S'il pense initialement que "la musique et la danse participent à une approche efficace des soins apportés aux malades mentaux", ses certitudes sont rapidement ébranlées par les théories en vogue sur l'eugénisme. Suite à un choc psychologique que son esprit est incapable d'admettre, il refoule ses émotions et devient réellement dangereux. L'intrigue s'assombrit, la violence s'extériorise et menace tragiquement les personnages.



A travers le personnage de Charles, Ana Hope aborde l'Histoire méconnue de l'eugénisme en Grande-Bretagne et en Europe au début du XXe siècle (terreau fertile sur lequel se développera bientôt le nazisme).

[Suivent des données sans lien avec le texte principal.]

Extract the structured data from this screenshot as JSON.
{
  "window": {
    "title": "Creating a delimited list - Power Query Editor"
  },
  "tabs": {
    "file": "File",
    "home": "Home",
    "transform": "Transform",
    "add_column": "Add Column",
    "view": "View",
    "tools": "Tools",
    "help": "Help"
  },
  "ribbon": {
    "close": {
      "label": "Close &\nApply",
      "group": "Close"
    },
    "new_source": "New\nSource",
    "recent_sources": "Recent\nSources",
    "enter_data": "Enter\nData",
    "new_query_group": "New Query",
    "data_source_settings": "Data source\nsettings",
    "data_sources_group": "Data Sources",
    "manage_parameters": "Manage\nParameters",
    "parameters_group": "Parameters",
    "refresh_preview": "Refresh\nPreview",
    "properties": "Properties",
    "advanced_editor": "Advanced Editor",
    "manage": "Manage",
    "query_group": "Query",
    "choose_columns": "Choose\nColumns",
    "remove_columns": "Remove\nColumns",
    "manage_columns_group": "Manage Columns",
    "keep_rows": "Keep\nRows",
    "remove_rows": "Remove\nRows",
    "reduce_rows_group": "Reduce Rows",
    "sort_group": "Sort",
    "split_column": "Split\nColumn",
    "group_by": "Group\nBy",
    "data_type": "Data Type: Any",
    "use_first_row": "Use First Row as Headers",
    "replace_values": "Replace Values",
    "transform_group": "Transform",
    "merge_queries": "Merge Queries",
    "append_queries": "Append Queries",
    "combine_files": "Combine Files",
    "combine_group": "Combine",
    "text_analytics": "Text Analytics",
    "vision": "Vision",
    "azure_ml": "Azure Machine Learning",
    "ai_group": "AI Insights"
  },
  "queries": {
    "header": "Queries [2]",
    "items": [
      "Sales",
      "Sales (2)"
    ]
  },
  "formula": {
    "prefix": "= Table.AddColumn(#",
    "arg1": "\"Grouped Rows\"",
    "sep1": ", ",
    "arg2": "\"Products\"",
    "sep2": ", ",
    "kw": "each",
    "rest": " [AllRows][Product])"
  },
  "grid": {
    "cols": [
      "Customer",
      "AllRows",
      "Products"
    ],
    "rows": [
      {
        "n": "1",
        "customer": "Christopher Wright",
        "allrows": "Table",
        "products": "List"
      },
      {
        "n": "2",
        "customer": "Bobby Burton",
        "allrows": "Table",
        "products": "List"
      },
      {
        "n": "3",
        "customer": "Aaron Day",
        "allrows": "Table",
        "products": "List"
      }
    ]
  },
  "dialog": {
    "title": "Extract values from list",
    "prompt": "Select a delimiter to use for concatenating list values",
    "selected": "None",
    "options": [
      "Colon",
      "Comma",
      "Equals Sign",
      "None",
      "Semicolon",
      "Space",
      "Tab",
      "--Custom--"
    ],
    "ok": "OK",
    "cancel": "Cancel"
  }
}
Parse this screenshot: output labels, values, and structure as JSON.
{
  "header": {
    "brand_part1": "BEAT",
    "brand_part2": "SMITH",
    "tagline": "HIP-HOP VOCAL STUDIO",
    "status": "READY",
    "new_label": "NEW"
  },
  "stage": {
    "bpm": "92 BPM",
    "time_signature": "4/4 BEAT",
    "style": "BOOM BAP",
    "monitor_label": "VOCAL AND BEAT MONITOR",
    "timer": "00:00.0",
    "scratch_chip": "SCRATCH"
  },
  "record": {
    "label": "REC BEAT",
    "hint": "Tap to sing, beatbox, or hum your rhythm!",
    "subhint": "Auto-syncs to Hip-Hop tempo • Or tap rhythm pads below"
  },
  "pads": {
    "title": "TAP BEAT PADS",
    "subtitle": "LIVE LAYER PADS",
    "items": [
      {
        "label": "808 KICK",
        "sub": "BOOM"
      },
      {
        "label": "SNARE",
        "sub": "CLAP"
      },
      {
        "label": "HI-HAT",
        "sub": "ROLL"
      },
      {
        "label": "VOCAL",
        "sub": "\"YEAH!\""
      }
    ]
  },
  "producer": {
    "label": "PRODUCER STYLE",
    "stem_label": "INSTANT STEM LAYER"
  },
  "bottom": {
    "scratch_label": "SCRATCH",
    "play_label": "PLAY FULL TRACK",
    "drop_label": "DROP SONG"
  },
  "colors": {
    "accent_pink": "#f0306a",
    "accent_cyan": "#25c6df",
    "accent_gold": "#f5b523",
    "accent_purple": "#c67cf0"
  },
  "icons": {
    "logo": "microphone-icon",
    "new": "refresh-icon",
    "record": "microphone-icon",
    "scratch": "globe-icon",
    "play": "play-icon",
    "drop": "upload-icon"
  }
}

Vaut-il mieux stériliser les "faibles d'esprit" et les "pauvres chroniques" pour éviter qu'ils se reproduisent ou bien les enfermer dans des centres médicalisés coûteux pour l'Etat ? Ce débat initié par le docteur Tredgold, neurologue et psychiatre britannique spécialisé dans l'étude de la déficience mentale et membre de la Société d'éducation eugénique, s'exprimera lors du congrès eugéniste international de 1912. Charles veut initialement participer à ce Congrès pour prouver que l'on peut éviter la stérilisation obligatoire en créant des centres auto-gérés par les patients afin de réduire les dépenses nécessaires à leur prise en charge.



L'on découvre avec sidération l'enthousiasme de Winston Churchill, alors ministre de l'intérieur, pour la stérilisation forcée des "inaptes" dans le but de "purifier la race humaine de ses membres les plus faibles" et de "concevoir des gens meilleurs". Le projet de loi sur les faibles d'esprit, voté en 1913, autorisera finalement la ségrégation, sans inclure la clause qui aurait permis la stérilisation forcée, retirée au dernier moment.



Toile de fond historique et considérations politiques viennent enrichir ce roman d'une grande sensibilité, dont il est difficile d'interrompre la lecture avant de l'avoir terminé. Les personnages sont touchants. Mention spéciale pour Miss Clemency Church, qui se distingue par son refus de se soumettre aux règles patriarcales, par sa volonté farouche de n'appartenir qu'à elle-même, par son amour de la lecture qui lui permet d'échapper mentalement à l'enfermement, et par sa destinée.